The Importance of Random Sampling

It is essential to note the importance of random sampling in the approximation above. If our sample is non-random, we cannot make the above assumption that the sample's distribution is similar to the population's. Using a non-random sample to estimate $ \theta^* $ will often result in a biased estimation and a higher risk.

Connection to Loss Minimization

Recall that we have previously shown $ \hat{\theta} = \text{mean}(\mathbf{x}) $ minimizes the MSE loss on a dataset. Now, we have taken a meaningful step forward.
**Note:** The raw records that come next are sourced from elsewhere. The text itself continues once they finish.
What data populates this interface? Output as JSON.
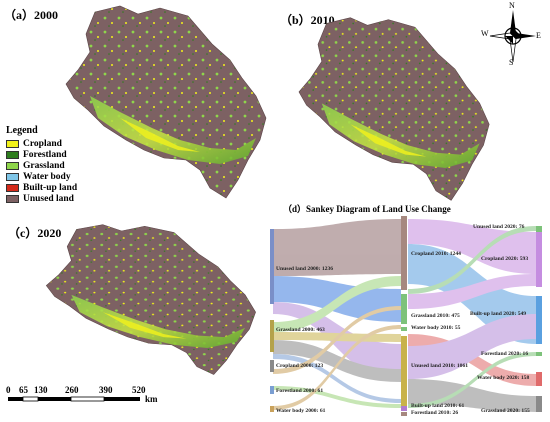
{
  "panels": {
    "a": {
      "label": "（a）2000"
    },
    "b": {
      "label": "（b）2010"
    },
    "c": {
      "label": "（c）2020"
    },
    "d": {
      "label": "（d）Sankey Diagram of Land Use Change"
    }
  },
  "legend": {
    "title": "Legend",
    "items": [
      {
        "label": "Cropland",
        "color": "#f2f21a"
      },
      {
        "label": "Forestland",
        "color": "#2e7d1e"
      },
      {
        "label": "Grassland",
        "color": "#8fd64b"
      },
      {
        "label": "Water body",
        "color": "#7fc6e8"
      },
      {
        "label": "Built-up land",
        "color": "#d42a1a"
      },
      {
        "label": "Unused land",
        "color": "#7d6163"
      }
    ]
  },
  "compass": {
    "n": "N",
    "s": "S",
    "e": "E",
    "w": "W"
  },
  "scale_bar": {
    "ticks": [
      "0",
      "65",
      "130",
      "260",
      "390",
      "520"
    ],
    "unit": "km"
  },
  "sankey": {
    "nodes_2000": [
      {
        "label": "Unused land 2000: 1236",
        "value": 1236,
        "color": "#7a8fc8"
      },
      {
        "label": "Grassland 2000: 463",
        "value": 463,
        "color": "#b4a24a"
      },
      {
        "label": "Cropland 2000: 123",
        "value": 123,
        "color": "#8a8a8a"
      },
      {
        "label": "Forestland 2000: 61",
        "value": 61,
        "color": "#7a9ed2"
      },
      {
        "label": "Water body 2000: 61",
        "value": 61,
        "color": "#c9a25c"
      }
    ],
    "nodes_2010": [
      {
        "label": "Cropland 2010: 1244",
        "value": 1244,
        "color": "#a6887f"
      },
      {
        "label": "Grassland 2010: 475",
        "value": 475,
        "color": "#7dc27a"
      },
      {
        "label": "Water body 2010: 55",
        "value": 55,
        "color": "#7dc27a"
      },
      {
        "label": "Unused land 2010: 1061",
        "value": 1061,
        "color": "#c8b24a"
      },
      {
        "label": "Built-up land 2010: 61",
        "value": 61,
        "color": "#b07bd0"
      },
      {
        "label": "Forestland 2010: 26",
        "value": 26,
        "color": "#a6887f"
      }
    ],
    "nodes_2020": [
      {
        "label": "Unused land 2020: 76",
        "value": 76,
        "color": "#7dc27a"
      },
      {
        "label": "Cropland 2020: 593",
        "value": 593,
        "color": "#c58de0"
      },
      {
        "label": "Built-up land 2020: 549",
        "value": 549,
        "color": "#5aa0e0"
      },
      {
        "label": "Forestland 2020: 16",
        "value": 16,
        "color": "#7dc27a"
      },
      {
        "label": "Water body 2020: 158",
        "value": 158,
        "color": "#e06a6a"
      },
      {
        "label": "Grassland 2020: 155",
        "value": 155,
        "color": "#8a8a8a"
      }
    ]
  }
}
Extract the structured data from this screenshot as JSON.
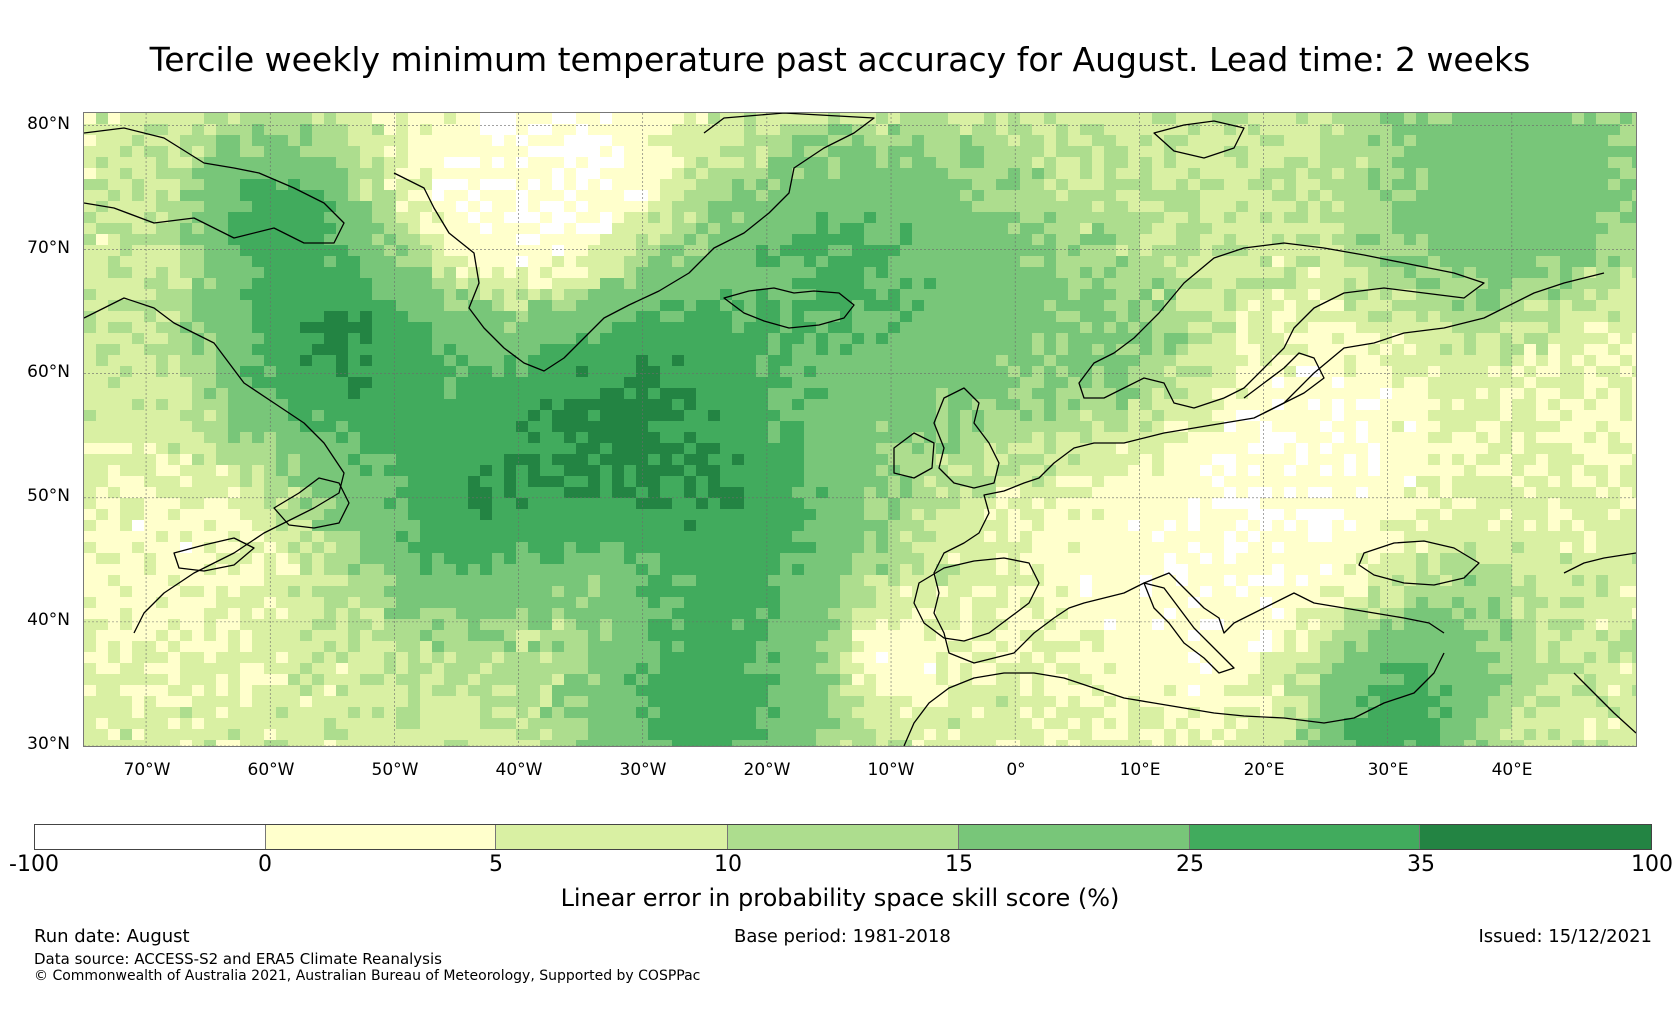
{
  "title": "Tercile weekly minimum temperature past accuracy for August. Lead time: 2 weeks",
  "map": {
    "lon_range": [
      -75,
      50
    ],
    "lat_range": [
      30,
      81
    ],
    "lat_ticks": [
      "30°N",
      "40°N",
      "50°N",
      "60°N",
      "70°N",
      "80°N"
    ],
    "lat_values": [
      30,
      40,
      50,
      60,
      70,
      80
    ],
    "lon_ticks": [
      "70°W",
      "60°W",
      "50°W",
      "40°W",
      "30°W",
      "20°W",
      "10°W",
      "0°",
      "10°E",
      "20°E",
      "30°E",
      "40°E"
    ],
    "lon_values": [
      -70,
      -60,
      -50,
      -40,
      -30,
      -20,
      -10,
      0,
      10,
      20,
      30,
      40
    ]
  },
  "colorbar": {
    "label": "Linear error in probability space skill score (%)",
    "ticks": [
      "-100",
      "0",
      "5",
      "10",
      "15",
      "25",
      "35",
      "100"
    ],
    "colors": [
      "#ffffff",
      "#ffffcc",
      "#d9f0a3",
      "#addd8e",
      "#78c679",
      "#41ab5d",
      "#238443"
    ]
  },
  "footer": {
    "run_date": "Run date: August",
    "base_period": "Base period: 1981-2018",
    "issued": "Issued: 15/12/2021",
    "data_source": "Data source: ACCESS-S2 and ERA5 Climate Reanalysis",
    "copyright": "© Commonwealth of Australia 2021, Australian Bureau of Meteorology, Supported by COSPPac"
  }
}
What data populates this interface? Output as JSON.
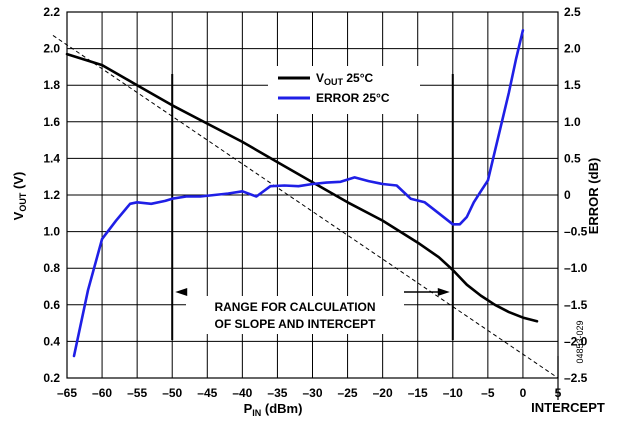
{
  "chart_data": {
    "type": "line",
    "xlabel": {
      "main": "P",
      "sub": "IN",
      "rest": " (dBm)"
    },
    "ylabel_left": {
      "main": "V",
      "sub": "OUT",
      "rest": " (V)"
    },
    "ylabel_right": "ERROR (dB)",
    "xlim": [
      -65,
      5
    ],
    "ylim_left": [
      0.2,
      2.2
    ],
    "ylim_right": [
      -2.5,
      2.5
    ],
    "x_ticks": [
      "–65",
      "–60",
      "–55",
      "–50",
      "–45",
      "–40",
      "–35",
      "–30",
      "–25",
      "–20",
      "–15",
      "–10",
      "–5",
      "0",
      "5"
    ],
    "y_ticks_left": [
      "0.2",
      "0.4",
      "0.6",
      "0.8",
      "1.0",
      "1.2",
      "1.4",
      "1.6",
      "1.8",
      "2.0",
      "2.2"
    ],
    "y_ticks_right": [
      "–2.5",
      "–2.0",
      "–1.5",
      "–1.0",
      "–0.5",
      "0",
      "0.5",
      "1.0",
      "1.5",
      "2.0",
      "2.5"
    ],
    "grid": true,
    "legend_position": "top-center",
    "series": [
      {
        "name": {
          "main": "V",
          "sub": "OUT",
          "rest": " 25°C"
        },
        "axis": "left",
        "color": "#000000",
        "x": [
          -65,
          -60,
          -55,
          -50,
          -45,
          -40,
          -35,
          -30,
          -25,
          -20,
          -15,
          -12,
          -10,
          -8,
          -6,
          -4,
          -2,
          0,
          2
        ],
        "y": [
          1.97,
          1.91,
          1.8,
          1.69,
          1.59,
          1.49,
          1.38,
          1.27,
          1.16,
          1.06,
          0.94,
          0.86,
          0.79,
          0.71,
          0.65,
          0.6,
          0.56,
          0.53,
          0.51
        ]
      },
      {
        "name": {
          "main": "ERROR 25°C",
          "sub": "",
          "rest": ""
        },
        "axis": "right",
        "color": "#1f1fe6",
        "x": [
          -64,
          -62,
          -60,
          -58,
          -56,
          -55,
          -53,
          -51,
          -50,
          -48,
          -46,
          -44,
          -42,
          -40,
          -38,
          -36,
          -34,
          -32,
          -30,
          -28,
          -26,
          -24,
          -22,
          -20,
          -18,
          -16,
          -14,
          -12,
          -10,
          -9,
          -8,
          -7,
          -6,
          -5,
          -4,
          -3,
          -2,
          -1,
          0
        ],
        "y": [
          -2.2,
          -1.3,
          -0.6,
          -0.35,
          -0.12,
          -0.1,
          -0.12,
          -0.08,
          -0.05,
          -0.02,
          -0.02,
          0.0,
          0.02,
          0.05,
          -0.02,
          0.12,
          0.13,
          0.12,
          0.15,
          0.17,
          0.18,
          0.24,
          0.19,
          0.15,
          0.13,
          -0.05,
          -0.1,
          -0.25,
          -0.4,
          -0.4,
          -0.3,
          -0.1,
          0.05,
          0.2,
          0.6,
          1.0,
          1.4,
          1.85,
          2.25
        ]
      }
    ],
    "reference_line": {
      "style": "dashed",
      "x": [
        -65,
        5
      ],
      "y": [
        2.02,
        0.2
      ]
    },
    "range_markers_x": [
      -50,
      -10
    ],
    "annotations": [
      {
        "text": "RANGE FOR CALCULATION"
      },
      {
        "text": "OF SLOPE AND INTERCEPT"
      }
    ],
    "intercept_label": "INTERCEPT",
    "figure_id": "04853-029"
  }
}
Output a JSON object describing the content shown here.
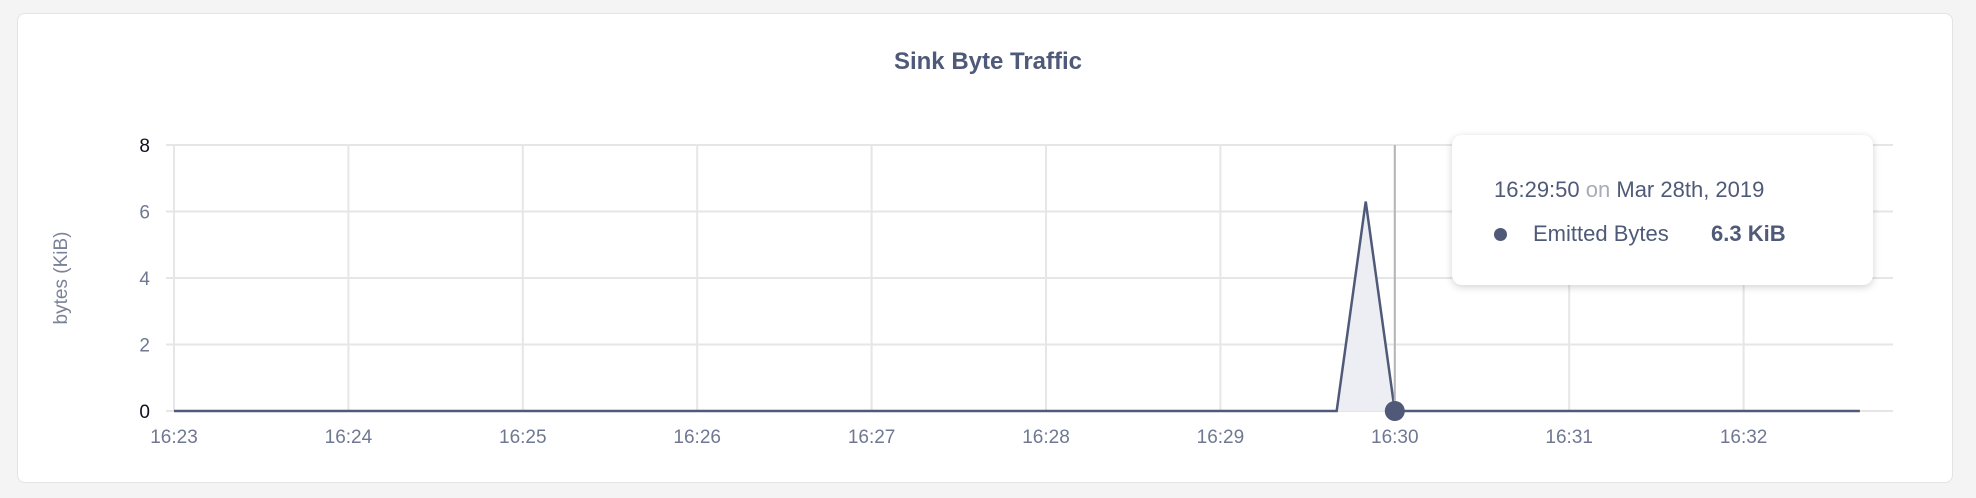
{
  "chart_data": {
    "type": "area",
    "title": "Sink Byte Traffic",
    "ylabel": "bytes (KiB)",
    "xlabel": "",
    "ylim": [
      0,
      8
    ],
    "yticks": [
      "0",
      "2",
      "4",
      "6",
      "8"
    ],
    "xticks": [
      "16:23",
      "16:24",
      "16:25",
      "16:26",
      "16:27",
      "16:28",
      "16:29",
      "16:30",
      "16:31",
      "16:32"
    ],
    "xlim": [
      "16:23:00",
      "16:32:40"
    ],
    "grid": true,
    "series": [
      {
        "name": "Emitted Bytes",
        "color": "#505a78",
        "fill": "#eceef3",
        "x": [
          "16:23:00",
          "16:29:40",
          "16:29:50",
          "16:30:00",
          "16:32:40"
        ],
        "y": [
          0,
          0,
          6.3,
          0,
          0
        ]
      }
    ],
    "hover": {
      "x": "16:30:00",
      "y": 0
    }
  },
  "tooltip": {
    "time": "16:29:50",
    "on": "on",
    "date": "Mar 28th, 2019",
    "series_name": "Emitted Bytes",
    "value": "6.3 KiB"
  }
}
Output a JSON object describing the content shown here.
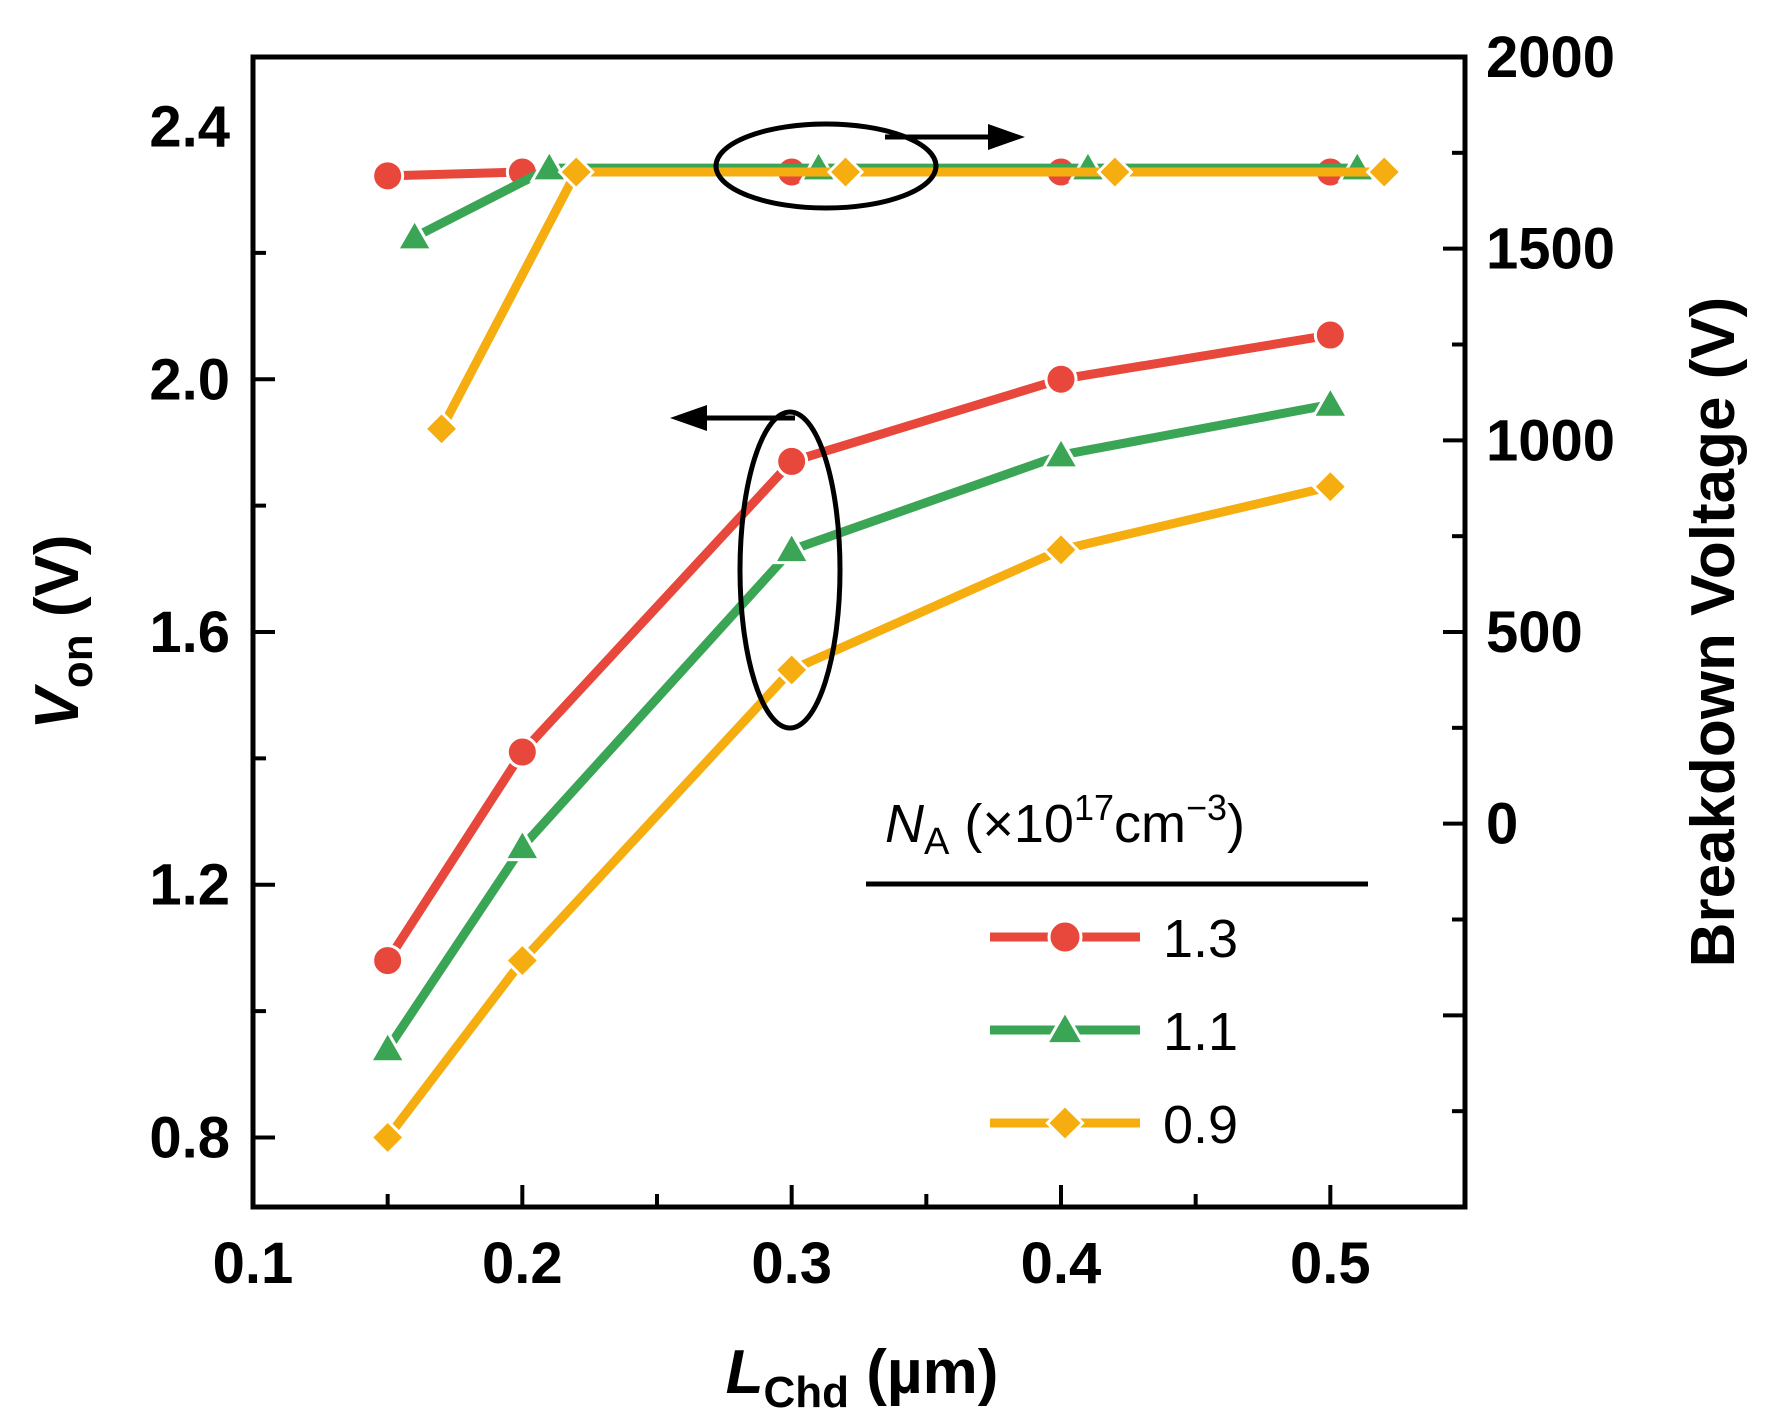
{
  "chart_data": {
    "type": "line",
    "x_label": {
      "var": "L",
      "sub": "Chd",
      "unit": " (µm)"
    },
    "y_left_label": {
      "var": "V",
      "sub": "on",
      "unit": " (V)"
    },
    "y_right_label": "Breakdown Voltage (V)",
    "xlim": [
      0.1,
      0.55
    ],
    "ylim_left": [
      0.69,
      2.51
    ],
    "ylim_right": [
      -1000,
      2000
    ],
    "x_ticks": [
      "0.1",
      "0.2",
      "0.3",
      "0.4",
      "0.5"
    ],
    "y_left_ticks": [
      "0.8",
      "1.2",
      "1.6",
      "2.0",
      "2.4"
    ],
    "y_right_ticks": [
      "0",
      "500",
      "1000",
      "1500",
      "2000"
    ],
    "legend": {
      "title": {
        "var": "N",
        "sub": "A",
        "rest": " (×10",
        "sup1": "17",
        "unit": "cm",
        "sup2": "−3",
        "close": ")"
      },
      "position": "bottom-right",
      "entries": [
        "1.3",
        "1.1",
        "0.9"
      ]
    },
    "series": [
      {
        "name": "1.3",
        "color": "#e8473c",
        "marker": "circle",
        "von": {
          "x": [
            0.15,
            0.2,
            0.3,
            0.4,
            0.5
          ],
          "y": [
            1.08,
            1.41,
            1.87,
            2.0,
            2.07
          ]
        },
        "breakdown": {
          "x": [
            0.15,
            0.2,
            0.3,
            0.4,
            0.5
          ],
          "y": [
            1690,
            1700,
            1700,
            1700,
            1700
          ]
        }
      },
      {
        "name": "1.1",
        "color": "#3aa655",
        "marker": "triangle",
        "von": {
          "x": [
            0.15,
            0.2,
            0.3,
            0.4,
            0.5
          ],
          "y": [
            0.94,
            1.26,
            1.73,
            1.88,
            1.96
          ]
        },
        "breakdown": {
          "x": [
            0.16,
            0.21,
            0.31,
            0.41,
            0.51
          ],
          "y": [
            1530,
            1710,
            1710,
            1710,
            1710
          ]
        }
      },
      {
        "name": "0.9",
        "color": "#f5ad0f",
        "marker": "diamond",
        "von": {
          "x": [
            0.15,
            0.2,
            0.3,
            0.4,
            0.5
          ],
          "y": [
            0.8,
            1.08,
            1.54,
            1.73,
            1.83
          ]
        },
        "breakdown": {
          "x": [
            0.17,
            0.22,
            0.32,
            0.42,
            0.52
          ],
          "y": [
            1030,
            1700,
            1700,
            1700,
            1700
          ]
        }
      }
    ]
  }
}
If our training data are a random sample, $ \hat{\theta} = \text{mean}(\mathbf{x}) $ not only produces the best model for its training data but also produces the best model for the population given the information we have in our sample.

Summary

Using the mathematical tools developed in this chapter, we have developed an understanding of our model's performance on the population. A model makes accurate predictions if it minimizes statistical risk. We found that the globally optimal model parameter is:

$$ \begin{aligned} \theta^* = \mathbb{E}[X] \end{aligned} $$

Since we cannot readily compute this, we found the model parameter that minimizes the empirical risk.

$$ \begin{aligned} \hat \theta = \text{mean}(\mathbf x) \end{aligned} $$

If the training data are randomly sampled from the population, it is likely that $ \hat{\theta} \approx \theta^* $. Thus, a constant model trained on a large random sample from the population will likely perform well on the population as well.